On the left hand side is an example from a textbook I am following. On the right hand side is pseudo code that I found. I took a guess, but I don't know what the time would be for the inner code fragments.
I am especially unsure what the code segments inside the if statement would be because the if statement doesn't always occur.
The answer is O(n^2).
Good strategy for working this out is eliminate all constant time operations (unless it is a return / break that will change the loop), as everything will always be at least O(1).
This means you can eliminate everything inside the if, as well as the if. So you are left with a simple nested loop running over n
Hence O(n^2)
You always assume worst case (unless explicitly told otherwise). Therefore assume if statement will be true and statements will run every loop (as there can exist a sorting order where this is true), so your statements will have the same cost as your loop
For this particular snippet of code, the answer is that it doesn't matter that the if statement is only entered "sometimes". If the if statement is entered, then you only do a constant amount of additional work. This is asymptotically equivalent to even evaluating if the if statement should be entered or not. Whether you enter or not is immaterial.

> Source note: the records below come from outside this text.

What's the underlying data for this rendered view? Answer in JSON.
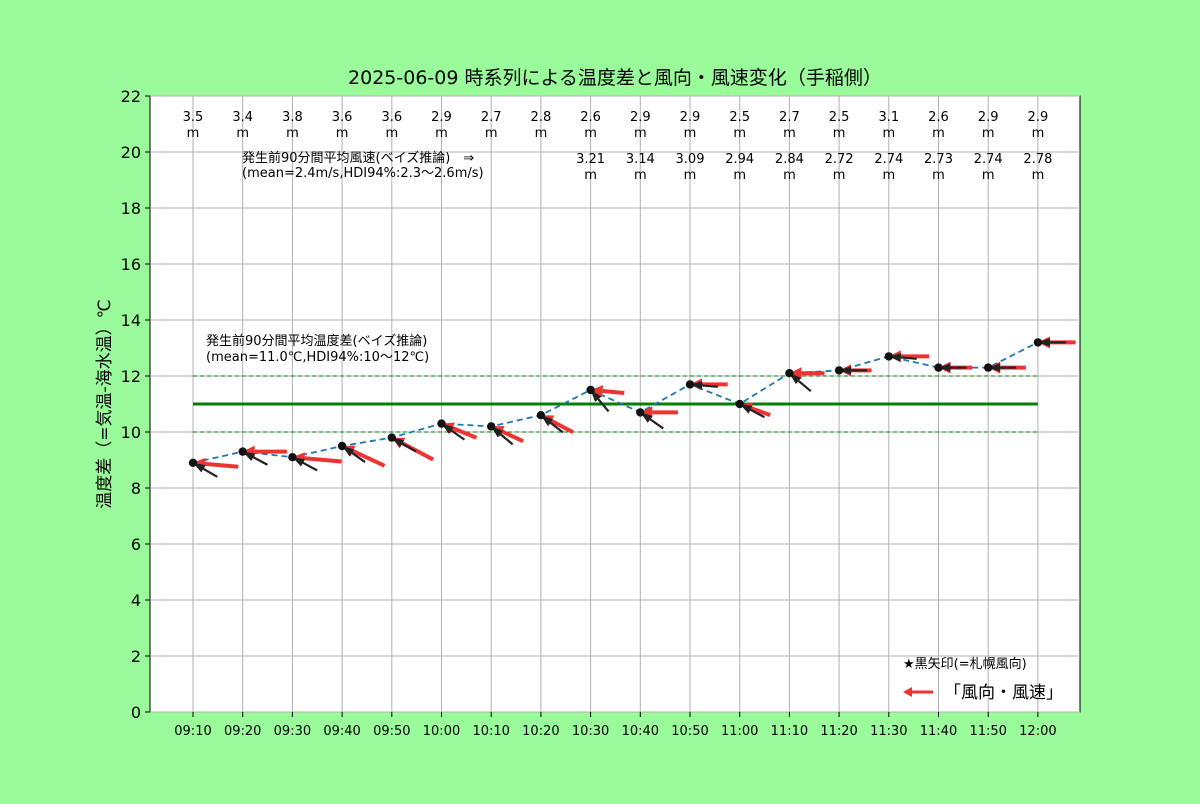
{
  "chart_data": {
    "type": "line",
    "title": "2025-06-09 時系列による温度差と風向・風速変化（手稲側）",
    "ylabel": "温度差（=気温-海水温）℃",
    "xlabel": "",
    "ylim": [
      0,
      22
    ],
    "yticks": [
      0,
      2,
      4,
      6,
      8,
      10,
      12,
      14,
      16,
      18,
      20,
      22
    ],
    "grid": true,
    "categories": [
      "09:10",
      "09:20",
      "09:30",
      "09:40",
      "09:50",
      "10:00",
      "10:10",
      "10:20",
      "10:30",
      "10:40",
      "10:50",
      "11:00",
      "11:10",
      "11:20",
      "11:30",
      "11:40",
      "11:50",
      "12:00"
    ],
    "temp_diff": [
      8.9,
      9.3,
      9.1,
      9.5,
      9.8,
      10.3,
      10.2,
      10.6,
      11.5,
      10.7,
      11.7,
      11.0,
      12.1,
      12.2,
      12.7,
      12.3,
      12.3,
      13.2
    ],
    "wind_speed_labels": [
      "3.5",
      "3.4",
      "3.8",
      "3.6",
      "3.6",
      "2.9",
      "2.7",
      "2.8",
      "2.6",
      "2.9",
      "2.9",
      "2.5",
      "2.7",
      "2.5",
      "3.1",
      "2.6",
      "2.9",
      "2.9"
    ],
    "wind_unit": "m",
    "predicted_speed_labels": [
      "",
      "",
      "",
      "",
      "",
      "",
      "",
      "",
      "3.21",
      "3.14",
      "3.09",
      "2.94",
      "2.84",
      "2.72",
      "2.74",
      "2.73",
      "2.74",
      "2.78"
    ],
    "teine_wind_dir_deg": [
      95,
      85,
      95,
      115,
      118,
      112,
      115,
      118,
      95,
      88,
      90,
      110,
      85,
      90,
      65,
      90,
      90,
      90
    ],
    "sapporo_wind_dir_deg": [
      120,
      118,
      118,
      125,
      120,
      125,
      130,
      128,
      140,
      125,
      95,
      118,
      130,
      90,
      95,
      90,
      65,
      90
    ],
    "mean_temp_diff": 11.0,
    "hdi_temp_diff": [
      10,
      12
    ],
    "mean_speed": 2.4,
    "hdi_speed": [
      2.3,
      2.6
    ],
    "annotation_speed_line1": "発生前90分間平均風速(ベイズ推論)　⇒",
    "annotation_speed_line2": "(mean=2.4m/s,HDI94%:2.3～2.6m/s)",
    "annotation_temp_line1": "発生前90分間平均温度差(ベイズ推論)",
    "annotation_temp_line2": "(mean=11.0℃,HDI94%:10～12℃)",
    "legend_note": "★黒矢印(=札幌風向)",
    "legend_label": "「風向・風速」",
    "legend_position": "bottom-right",
    "colors": {
      "background": "#99fb99",
      "plot_bg": "#ffffff",
      "line": "#1f77b4",
      "mean_line": "#008000",
      "teine_arrow": "#ee3333",
      "sapporo_arrow": "#222222",
      "marker": "#111111"
    }
  }
}
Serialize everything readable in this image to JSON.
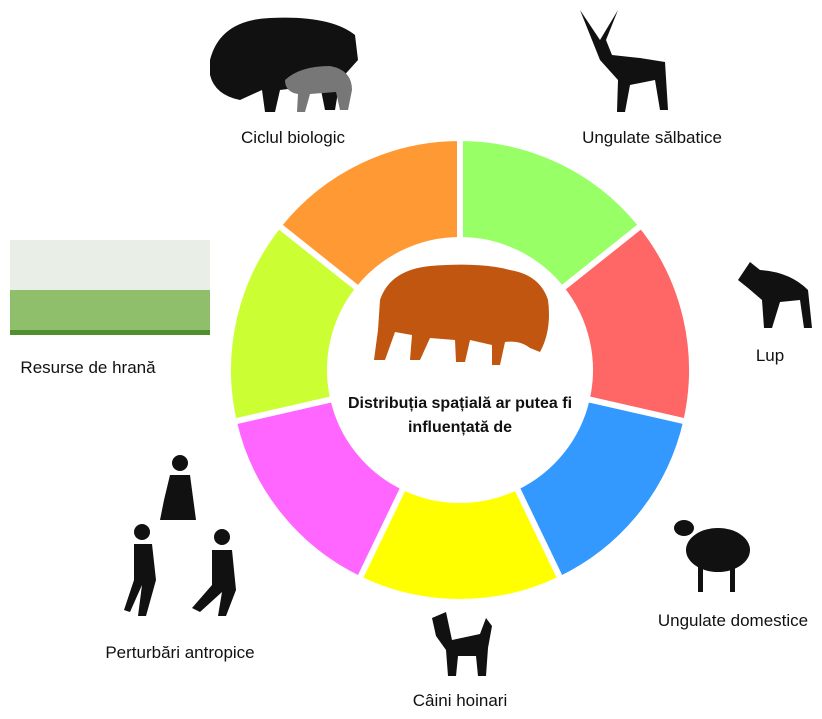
{
  "center": {
    "lines": [
      "Distribuția spațială ar putea fi",
      "influențată de"
    ]
  },
  "factors": [
    {
      "label": "Ungulate sălbatice"
    },
    {
      "label": "Lup"
    },
    {
      "label": "Ungulate domestice"
    },
    {
      "label": "Câini hoinari"
    },
    {
      "label": "Perturbări antropice"
    },
    {
      "label": "Resurse de hrană"
    },
    {
      "label": "Ciclul biologic"
    }
  ]
}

If the code inside were more complex, then you could naively construct an upper bound by assuming it always enters the block. It may be the case that this actually produces an "incorrect" (too loose) bound, but for sufficiently complex code one may require an entire paper to prove that a block is only entered a small number of times. Or, worst of all, it may in fact be impossible to prove when it is entered. Therefore as a first pass, it would be good enough to assume it's always entered. In practice, the result you get is often tight, or "tight enough". Otherwise, you better start busting out some serious proofs.
Anyway, for this particular snippet, the runtime of the code becomes the result of the sum you've expressed. Thankfully, this is is an exceedingly common sum which we all take the result of for granted. Here it is plugged into wolfram. The answer is something vaguely complex that there are various proofs of, but the key point is that its dominant factor is $n^2$, which is all we ever care about in asymptotics. Therefore this code runs in $O(n^2)$.

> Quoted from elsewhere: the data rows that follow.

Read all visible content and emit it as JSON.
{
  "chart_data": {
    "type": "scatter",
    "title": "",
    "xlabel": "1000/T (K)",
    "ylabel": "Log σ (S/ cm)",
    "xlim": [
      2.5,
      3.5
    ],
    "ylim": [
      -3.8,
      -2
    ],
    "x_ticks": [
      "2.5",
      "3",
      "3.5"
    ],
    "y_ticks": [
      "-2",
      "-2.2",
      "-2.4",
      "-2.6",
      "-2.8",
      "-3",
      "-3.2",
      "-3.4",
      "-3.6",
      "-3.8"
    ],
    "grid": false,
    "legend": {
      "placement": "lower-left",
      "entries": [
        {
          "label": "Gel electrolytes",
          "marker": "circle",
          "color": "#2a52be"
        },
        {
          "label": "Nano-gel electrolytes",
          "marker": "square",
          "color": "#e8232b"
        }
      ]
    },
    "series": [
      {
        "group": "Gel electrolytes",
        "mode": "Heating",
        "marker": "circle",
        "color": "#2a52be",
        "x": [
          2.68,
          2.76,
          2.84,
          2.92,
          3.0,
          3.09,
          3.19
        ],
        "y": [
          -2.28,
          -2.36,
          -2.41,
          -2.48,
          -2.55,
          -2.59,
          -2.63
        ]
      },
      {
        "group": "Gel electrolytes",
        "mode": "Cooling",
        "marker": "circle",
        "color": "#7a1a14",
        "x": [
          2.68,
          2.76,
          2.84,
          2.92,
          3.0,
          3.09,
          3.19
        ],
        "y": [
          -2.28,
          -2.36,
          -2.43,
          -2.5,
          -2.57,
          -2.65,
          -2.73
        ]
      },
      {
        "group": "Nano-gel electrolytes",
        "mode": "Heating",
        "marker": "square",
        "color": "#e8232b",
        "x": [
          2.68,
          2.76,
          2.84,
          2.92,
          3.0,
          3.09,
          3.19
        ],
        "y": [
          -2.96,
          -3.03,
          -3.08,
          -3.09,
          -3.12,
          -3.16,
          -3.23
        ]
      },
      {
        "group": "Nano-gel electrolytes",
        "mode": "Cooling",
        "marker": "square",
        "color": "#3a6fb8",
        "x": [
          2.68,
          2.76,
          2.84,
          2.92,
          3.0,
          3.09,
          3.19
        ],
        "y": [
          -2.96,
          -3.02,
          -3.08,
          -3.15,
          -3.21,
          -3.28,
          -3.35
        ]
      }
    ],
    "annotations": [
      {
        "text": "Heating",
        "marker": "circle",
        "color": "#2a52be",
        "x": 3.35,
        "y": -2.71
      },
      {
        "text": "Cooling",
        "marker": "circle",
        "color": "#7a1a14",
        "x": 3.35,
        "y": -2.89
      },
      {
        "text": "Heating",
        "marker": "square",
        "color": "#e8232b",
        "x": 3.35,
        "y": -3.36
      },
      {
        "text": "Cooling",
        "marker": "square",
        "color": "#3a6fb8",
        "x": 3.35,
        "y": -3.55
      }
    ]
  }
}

You could have also achieved this bound using similar reasoning I applied to the if statement: be lazy, and assume the worst. In this case, the inner loop does the most iterations when $i=1$. So let's just assume that it's always the case. Then that loop always goes from $1$ to $n$, and the two loops combined do $n*n = O(n^2)$ work. Hey look, that's the same bound. Awesome.

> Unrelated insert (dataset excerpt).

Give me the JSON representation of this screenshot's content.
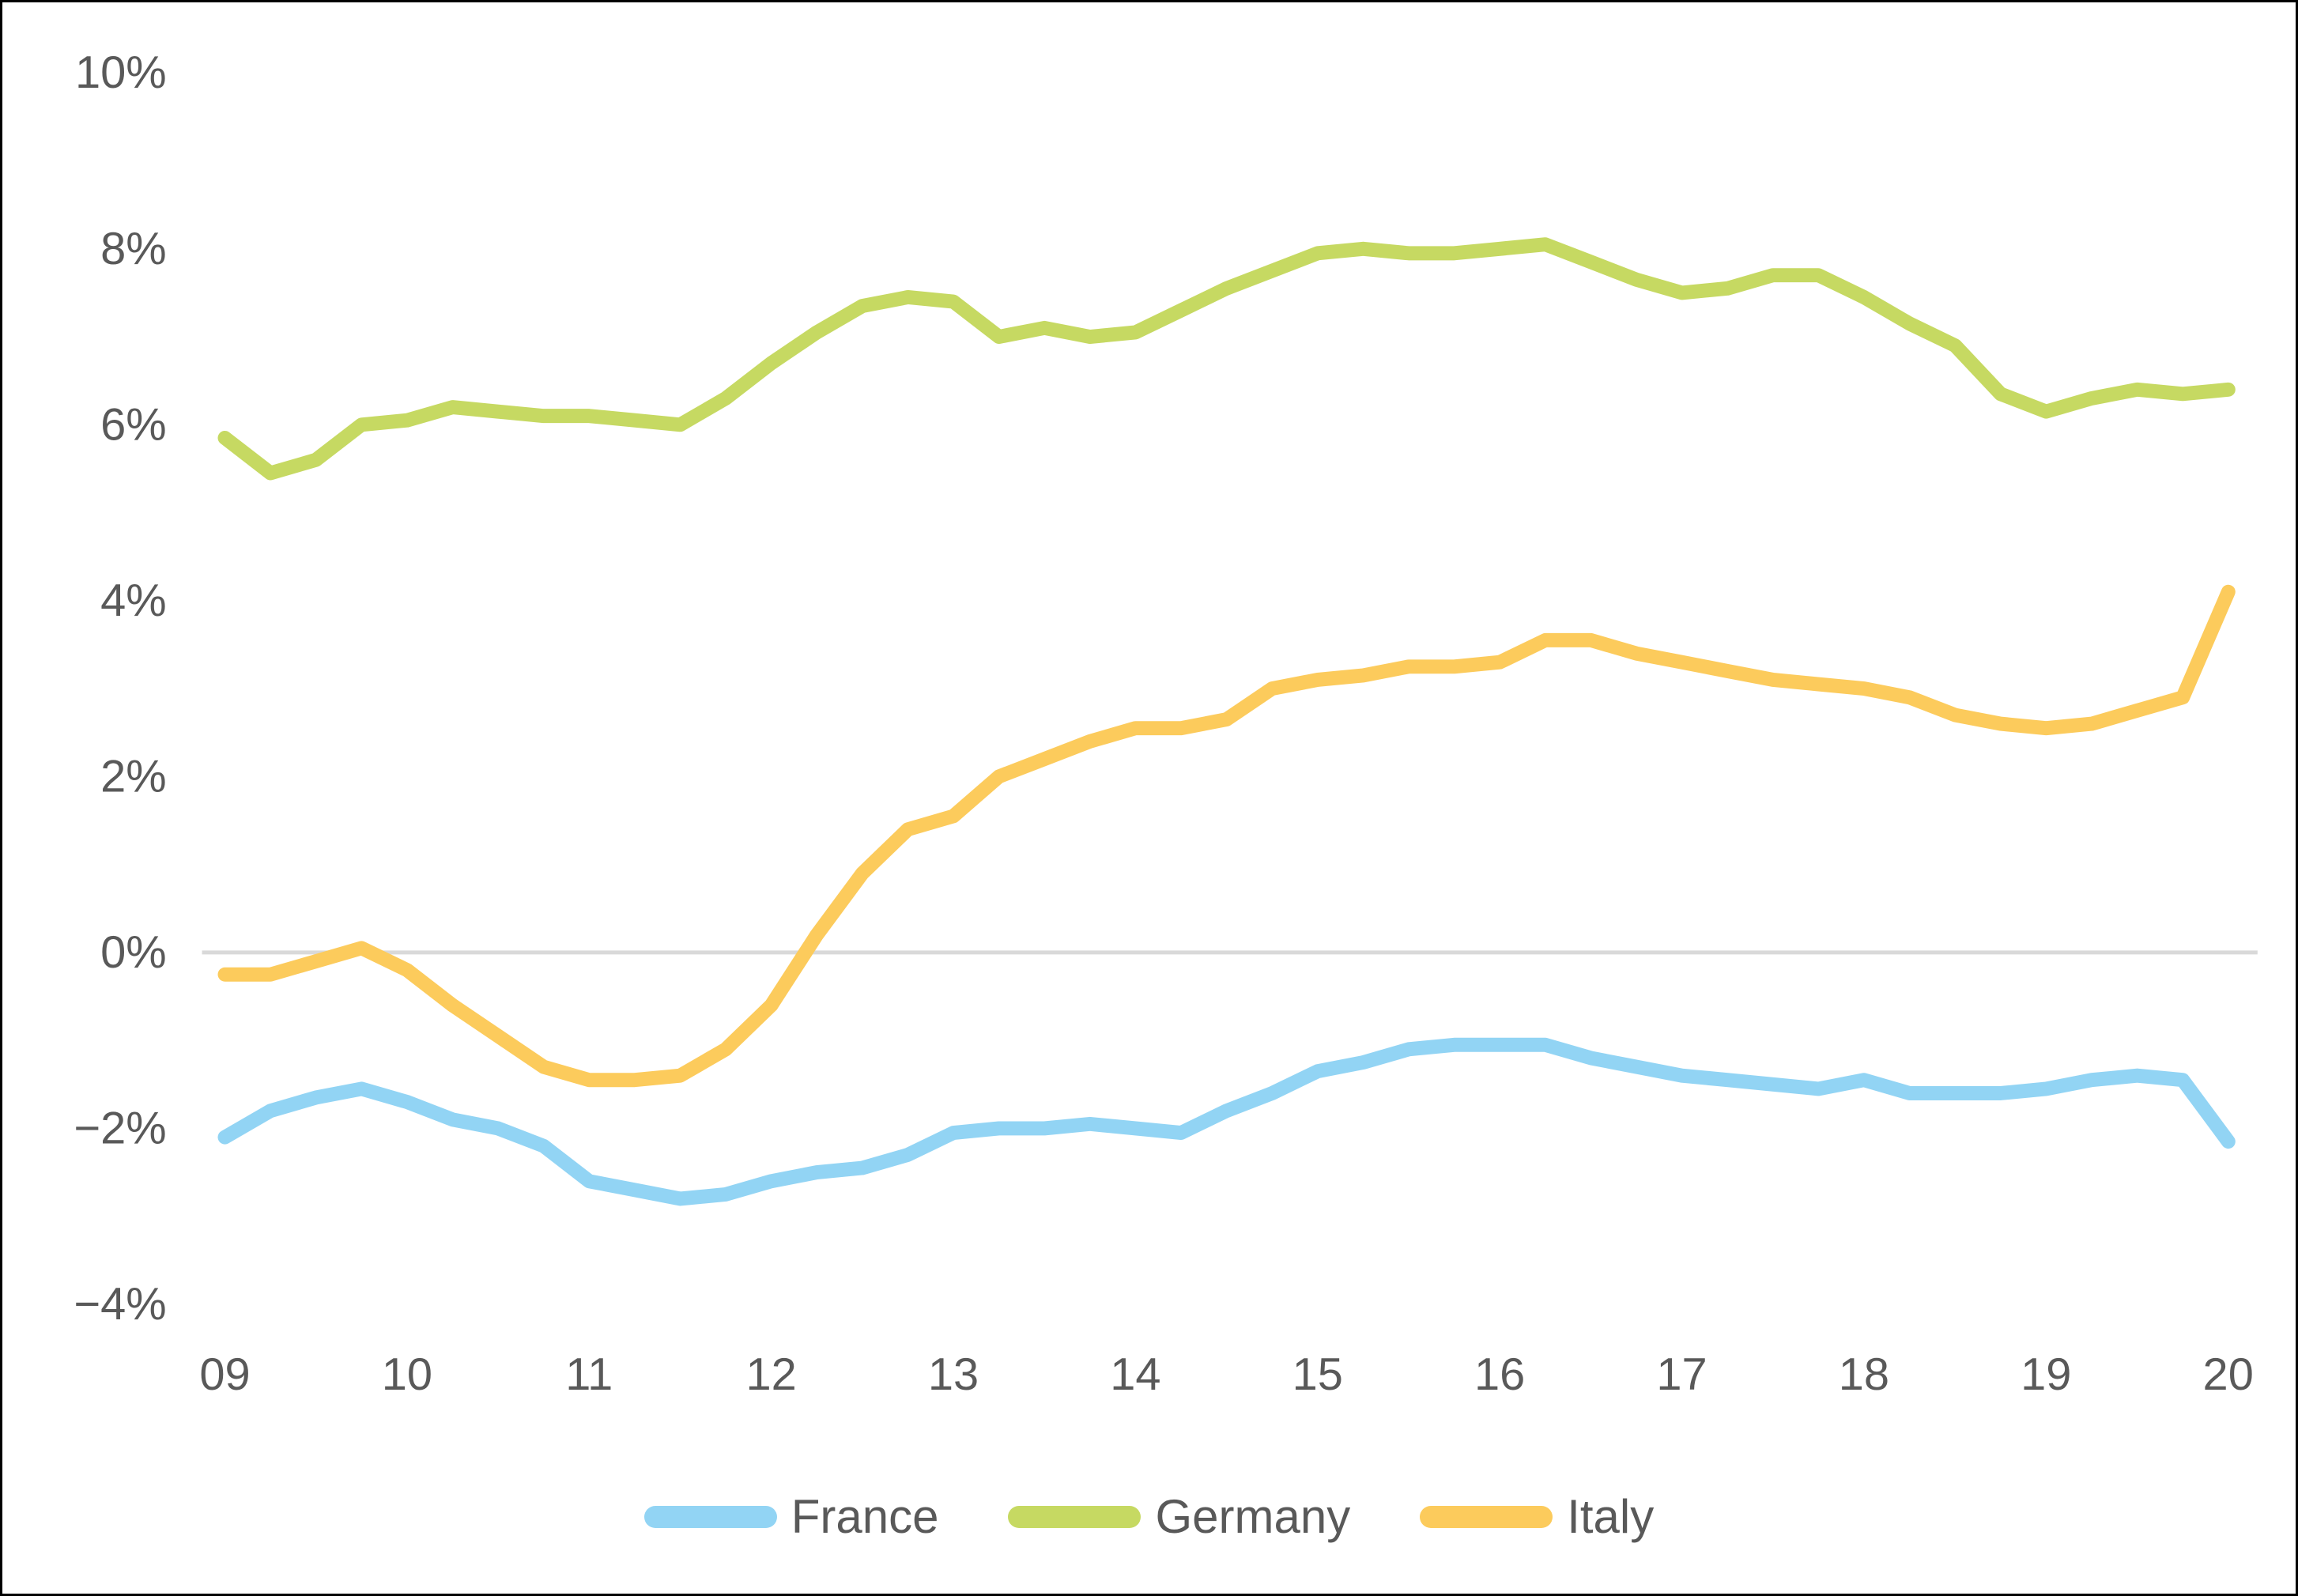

It's easy to get bogged down in minor details with asymptotics, but you should generally try to be as "lazy" as possible to keep your analysis sane. Often (especially as you work with more examples), you will have an intuition for what the answer will be, or at least a target for how good it needs to be. Always start with the naivest, laziest upper bound you can think of (as long as it is indeed "upper"), and if it's "good enough", just stop there.